Purnell Choppin, 91, Died; Researcher Lays Foundation for Pandemic


His wife, Joan, as well as his daughter, survived him.

After taking over the Hughes Institute, Dr. Choppin loved to tell his colleagues a story about meeting his reclusive famous philanthropist. In 1938, Hughes, a successful aviator and also an industrialist, was stopping in Baton Rouge to refuel, and Arthur Choppin took 9-year-old Purnell and his brother Arthur Jr. to see him. They shook hands, but he said his primary memory was that Hughes was “too tall.”

Choppin graduated from high school at the age of 16 and entered LSU, where he also went to medical school. He received his doctorate in 1953 and completed his residency at the University of Washington. He served in the Air Force in Japan from 1954 to 1955.

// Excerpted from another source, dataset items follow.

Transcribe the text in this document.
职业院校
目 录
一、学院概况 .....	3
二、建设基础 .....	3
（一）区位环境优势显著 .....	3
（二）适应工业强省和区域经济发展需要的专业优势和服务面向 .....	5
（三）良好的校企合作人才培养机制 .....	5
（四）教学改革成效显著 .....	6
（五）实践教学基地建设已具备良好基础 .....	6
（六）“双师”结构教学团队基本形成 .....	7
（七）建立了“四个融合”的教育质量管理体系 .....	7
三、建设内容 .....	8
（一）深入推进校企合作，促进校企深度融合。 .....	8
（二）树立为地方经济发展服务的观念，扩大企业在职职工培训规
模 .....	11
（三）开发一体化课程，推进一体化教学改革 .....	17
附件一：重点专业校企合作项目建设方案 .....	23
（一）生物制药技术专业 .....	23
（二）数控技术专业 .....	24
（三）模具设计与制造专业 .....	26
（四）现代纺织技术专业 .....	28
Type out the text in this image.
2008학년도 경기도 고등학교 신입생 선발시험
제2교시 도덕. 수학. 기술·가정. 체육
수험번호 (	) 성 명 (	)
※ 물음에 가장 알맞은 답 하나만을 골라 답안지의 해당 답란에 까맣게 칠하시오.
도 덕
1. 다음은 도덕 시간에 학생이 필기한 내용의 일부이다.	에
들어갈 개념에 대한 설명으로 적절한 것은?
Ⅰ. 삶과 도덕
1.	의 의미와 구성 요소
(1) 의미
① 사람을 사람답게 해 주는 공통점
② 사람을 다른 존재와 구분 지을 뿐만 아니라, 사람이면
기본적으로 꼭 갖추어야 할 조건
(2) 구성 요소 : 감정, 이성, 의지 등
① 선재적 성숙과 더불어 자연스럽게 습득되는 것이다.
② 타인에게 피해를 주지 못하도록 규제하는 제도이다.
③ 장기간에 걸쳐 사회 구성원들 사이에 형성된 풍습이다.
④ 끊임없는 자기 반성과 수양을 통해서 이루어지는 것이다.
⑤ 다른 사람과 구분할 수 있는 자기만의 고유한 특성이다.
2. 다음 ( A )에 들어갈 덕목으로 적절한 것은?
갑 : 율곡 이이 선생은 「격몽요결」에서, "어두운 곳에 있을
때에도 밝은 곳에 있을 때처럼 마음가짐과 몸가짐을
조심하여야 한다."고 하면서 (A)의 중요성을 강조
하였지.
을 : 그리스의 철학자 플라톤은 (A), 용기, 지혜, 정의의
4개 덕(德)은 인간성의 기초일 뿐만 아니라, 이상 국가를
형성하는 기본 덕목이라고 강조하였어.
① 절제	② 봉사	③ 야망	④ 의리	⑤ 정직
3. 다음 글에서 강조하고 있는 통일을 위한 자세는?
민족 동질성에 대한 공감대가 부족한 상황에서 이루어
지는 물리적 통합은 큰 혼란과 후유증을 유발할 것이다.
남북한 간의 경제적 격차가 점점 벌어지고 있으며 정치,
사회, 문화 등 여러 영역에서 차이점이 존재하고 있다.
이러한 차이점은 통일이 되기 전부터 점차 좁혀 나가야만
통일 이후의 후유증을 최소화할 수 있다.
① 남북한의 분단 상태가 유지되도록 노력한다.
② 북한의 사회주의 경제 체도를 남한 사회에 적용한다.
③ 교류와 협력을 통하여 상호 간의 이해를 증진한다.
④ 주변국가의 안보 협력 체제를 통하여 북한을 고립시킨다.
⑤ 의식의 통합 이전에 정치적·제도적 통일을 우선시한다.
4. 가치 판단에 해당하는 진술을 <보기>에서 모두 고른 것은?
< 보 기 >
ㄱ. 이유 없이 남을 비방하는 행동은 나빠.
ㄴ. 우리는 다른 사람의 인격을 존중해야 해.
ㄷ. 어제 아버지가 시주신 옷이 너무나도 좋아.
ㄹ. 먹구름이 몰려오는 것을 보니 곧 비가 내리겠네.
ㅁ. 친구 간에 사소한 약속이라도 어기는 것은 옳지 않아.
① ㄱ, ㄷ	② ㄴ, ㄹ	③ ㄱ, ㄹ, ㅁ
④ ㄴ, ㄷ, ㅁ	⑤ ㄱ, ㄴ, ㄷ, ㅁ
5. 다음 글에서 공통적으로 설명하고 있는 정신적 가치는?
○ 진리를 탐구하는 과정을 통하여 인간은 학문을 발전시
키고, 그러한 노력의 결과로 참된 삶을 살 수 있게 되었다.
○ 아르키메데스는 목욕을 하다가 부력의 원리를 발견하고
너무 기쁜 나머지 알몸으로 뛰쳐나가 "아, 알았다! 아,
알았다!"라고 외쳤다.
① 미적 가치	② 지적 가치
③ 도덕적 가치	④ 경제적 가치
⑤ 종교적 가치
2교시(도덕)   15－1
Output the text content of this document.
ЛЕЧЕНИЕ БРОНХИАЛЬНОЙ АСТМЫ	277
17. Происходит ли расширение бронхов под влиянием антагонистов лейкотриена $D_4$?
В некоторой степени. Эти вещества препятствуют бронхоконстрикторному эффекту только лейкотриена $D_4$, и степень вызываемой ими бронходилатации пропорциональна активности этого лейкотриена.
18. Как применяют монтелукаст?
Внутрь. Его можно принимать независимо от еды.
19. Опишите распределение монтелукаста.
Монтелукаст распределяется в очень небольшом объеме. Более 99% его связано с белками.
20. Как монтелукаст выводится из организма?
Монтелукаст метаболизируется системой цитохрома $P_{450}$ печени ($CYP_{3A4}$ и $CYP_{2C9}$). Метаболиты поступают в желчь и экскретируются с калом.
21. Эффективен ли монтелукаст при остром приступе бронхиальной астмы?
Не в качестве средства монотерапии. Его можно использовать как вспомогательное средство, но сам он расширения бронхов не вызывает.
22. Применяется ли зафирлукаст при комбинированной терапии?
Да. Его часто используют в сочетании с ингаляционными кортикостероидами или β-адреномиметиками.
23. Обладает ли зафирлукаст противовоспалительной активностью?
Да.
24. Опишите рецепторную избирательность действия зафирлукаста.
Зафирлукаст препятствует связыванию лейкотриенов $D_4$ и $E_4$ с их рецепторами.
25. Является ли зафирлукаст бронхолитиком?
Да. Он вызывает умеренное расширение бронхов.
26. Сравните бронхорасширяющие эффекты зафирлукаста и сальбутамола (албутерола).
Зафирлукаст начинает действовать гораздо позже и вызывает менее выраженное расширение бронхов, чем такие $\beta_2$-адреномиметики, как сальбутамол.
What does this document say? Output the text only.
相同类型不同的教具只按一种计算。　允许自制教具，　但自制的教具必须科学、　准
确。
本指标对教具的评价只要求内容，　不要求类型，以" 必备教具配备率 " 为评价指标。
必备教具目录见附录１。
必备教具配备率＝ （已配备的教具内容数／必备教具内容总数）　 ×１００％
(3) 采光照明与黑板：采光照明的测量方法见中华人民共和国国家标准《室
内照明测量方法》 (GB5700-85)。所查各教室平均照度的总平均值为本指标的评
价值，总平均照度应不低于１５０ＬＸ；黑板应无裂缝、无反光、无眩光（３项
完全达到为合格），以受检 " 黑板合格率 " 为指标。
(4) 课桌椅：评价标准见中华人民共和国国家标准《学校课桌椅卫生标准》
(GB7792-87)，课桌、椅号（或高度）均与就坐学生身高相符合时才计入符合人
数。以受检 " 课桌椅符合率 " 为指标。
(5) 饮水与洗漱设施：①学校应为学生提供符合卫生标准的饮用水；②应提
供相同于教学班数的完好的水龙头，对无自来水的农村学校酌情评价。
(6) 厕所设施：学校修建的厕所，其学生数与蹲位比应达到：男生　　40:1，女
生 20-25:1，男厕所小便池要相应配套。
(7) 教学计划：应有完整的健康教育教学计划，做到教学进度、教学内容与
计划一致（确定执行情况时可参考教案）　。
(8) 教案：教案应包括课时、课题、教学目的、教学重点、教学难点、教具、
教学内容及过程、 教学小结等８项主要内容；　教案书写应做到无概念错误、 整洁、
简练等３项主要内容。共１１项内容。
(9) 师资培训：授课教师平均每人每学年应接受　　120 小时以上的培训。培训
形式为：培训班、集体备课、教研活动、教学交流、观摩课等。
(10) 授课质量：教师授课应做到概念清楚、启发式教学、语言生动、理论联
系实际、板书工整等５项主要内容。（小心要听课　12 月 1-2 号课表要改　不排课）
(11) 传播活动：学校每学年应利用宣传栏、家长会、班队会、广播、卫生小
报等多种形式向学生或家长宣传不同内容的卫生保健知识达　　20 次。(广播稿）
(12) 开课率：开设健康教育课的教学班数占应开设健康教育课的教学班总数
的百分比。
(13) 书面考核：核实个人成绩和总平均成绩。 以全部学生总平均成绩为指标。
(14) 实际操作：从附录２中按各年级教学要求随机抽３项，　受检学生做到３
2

He began as a postdoctoral fellow at Rockefeller University and became a professor in 1959. He later took over the management and was vice president and dean of graduate studies when the Howard Hughes Medical Institute recruited him.

Howard Hughes had founded the institute in 1953 and later transferred all of his shares in Hughes Aircraft Company to this institute for tax purposes, creating a strange arrangement in which a medical research nonprofit nonprofit owns one of the nation’s largest defense contractors.

Dr. Just weeks before Choppin’s arrival, the institute sold the company to General Motors for $5.2 billion, immediately making it one of the richest charities in the country.

In 1987, the head of the institute was forced to resign after a financial scandal and was replaced by Dr. Choppin was appointed. Over the next decade, it made it a leading source of funding for biomedical research, donating $4.5 billion to hundreds of scientists alongside undergraduate and high school science education.